I push them away. “I am my own person. I’ve done all I can.”
My mother stands up. “Fine then. Have it your way.”
And then they leave. They don’t bother to close the door. They leave it hanging open. I am too much of a disappointment. Because I am Conifer San-Young.
This war has dragged on for far too long.
Daiyi was the last hope for peace. It is clear to me now. We sent envoys with olive branches only to receive decapitated heads in return. Four times we offered a ceasefire and four times our branch was cut down in return.
Liwei believed in folding paper cranes to hope for a better future. Liwei hoped to atone for mistakes she hadn’t yet made. But neither incense nor origami can save the lives that will and have been lost in the war.
So I became Conifer. A new name. A name of rebirth. I told myself that I would not hesitate any longer. Than sacrifice was the currency of justice. Of pride.
I had the R-3 system built into the penthouse so I could update the software and optimize runtimes at my leisure. Two years of watching children’s faces across my feed. Two years of mapping relief corridors for aid that comes just too late.
I believed only I could stop the flood of terror. But I am wrong. And so here we stand. Yet another genocide with another name. The war on insurgency. The war against terror. The war of the summer tide.

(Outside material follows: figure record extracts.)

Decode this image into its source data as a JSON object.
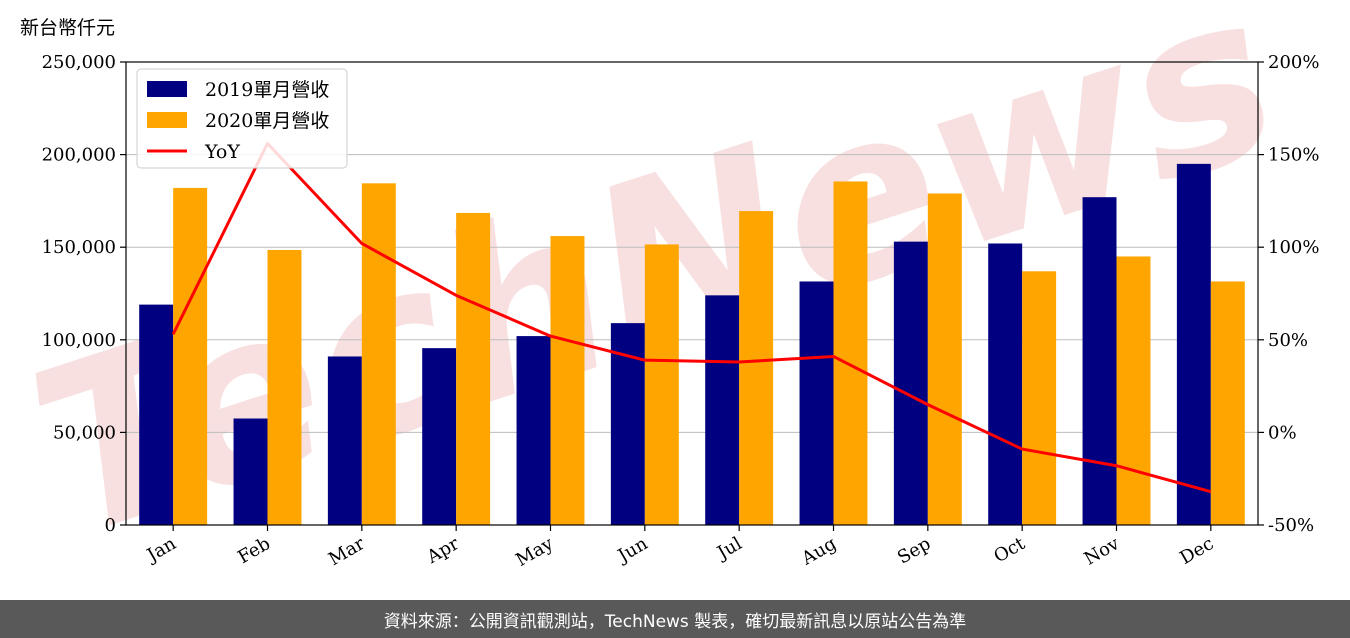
{
  "chart_data": {
    "type": "bar",
    "unit_label": "新台幣仟元",
    "categories": [
      "Jan",
      "Feb",
      "Mar",
      "Apr",
      "May",
      "Jun",
      "Jul",
      "Aug",
      "Sep",
      "Oct",
      "Nov",
      "Dec"
    ],
    "series": [
      {
        "name": "2019單月營收",
        "type": "bar",
        "axis": "left",
        "color": "#000080",
        "values": [
          119000,
          57500,
          91000,
          95500,
          102000,
          109000,
          124000,
          131500,
          153000,
          152000,
          177000,
          195000
        ]
      },
      {
        "name": "2020單月營收",
        "type": "bar",
        "axis": "left",
        "color": "#FFA500",
        "values": [
          182000,
          148500,
          184500,
          168500,
          156000,
          151500,
          169500,
          185500,
          179000,
          137000,
          145000,
          131500
        ]
      },
      {
        "name": "YoY",
        "type": "line",
        "axis": "right",
        "color": "#FF0000",
        "values": [
          53,
          156,
          102,
          74,
          52,
          39,
          38,
          41,
          15,
          -9,
          -18,
          -32
        ]
      }
    ],
    "y_left": {
      "min": 0,
      "max": 250000,
      "ticks": [
        0,
        50000,
        100000,
        150000,
        200000,
        250000
      ],
      "tick_labels": [
        "0",
        "50,000",
        "100,000",
        "150,000",
        "200,000",
        "250,000"
      ]
    },
    "y_right": {
      "min": -50,
      "max": 200,
      "ticks": [
        -50,
        0,
        50,
        100,
        150,
        200
      ],
      "tick_labels": [
        "-50%",
        "0%",
        "50%",
        "100%",
        "150%",
        "200%"
      ]
    },
    "grid": "horizontal",
    "legend_position": "top-left",
    "watermark": "TechNews"
  },
  "footer_text": "資料來源：公開資訊觀測站，TechNews 製表，確切最新訊息以原站公告為準"
}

My parents insinuate I will drown our family in disgrace. That I already have. But I am my own person. I am enough.
I will become who I must be. I must claim the final sacrifice- not of assets, not of people. But of a world who cannot let go of hate. So I will drown the war in fire to end it. I will ensure that this does not continue any longer.
So I override the Ethics Engine. I override the targeting protocol. I know every key, every switch. Enough to make it look like the system misfired. Enough to make it look like the system thought launching into the heart of Daiyi would end the war- and it will.
Every single R-3 system near Daiyi will fire as soon as I give the command. And this war will end. I will show the Isle a threat of peace they would be disgraced to refuse.
I’m sorry, Liwei. I know this was not the atonement you wished for in your prayers.
I’m sorry, Conifer. I know this isn’t what you wanted with yourself. I know this isn’t the person I wanted to be.
I am the Saint of Sacrifice now. Daiyi will be my relic.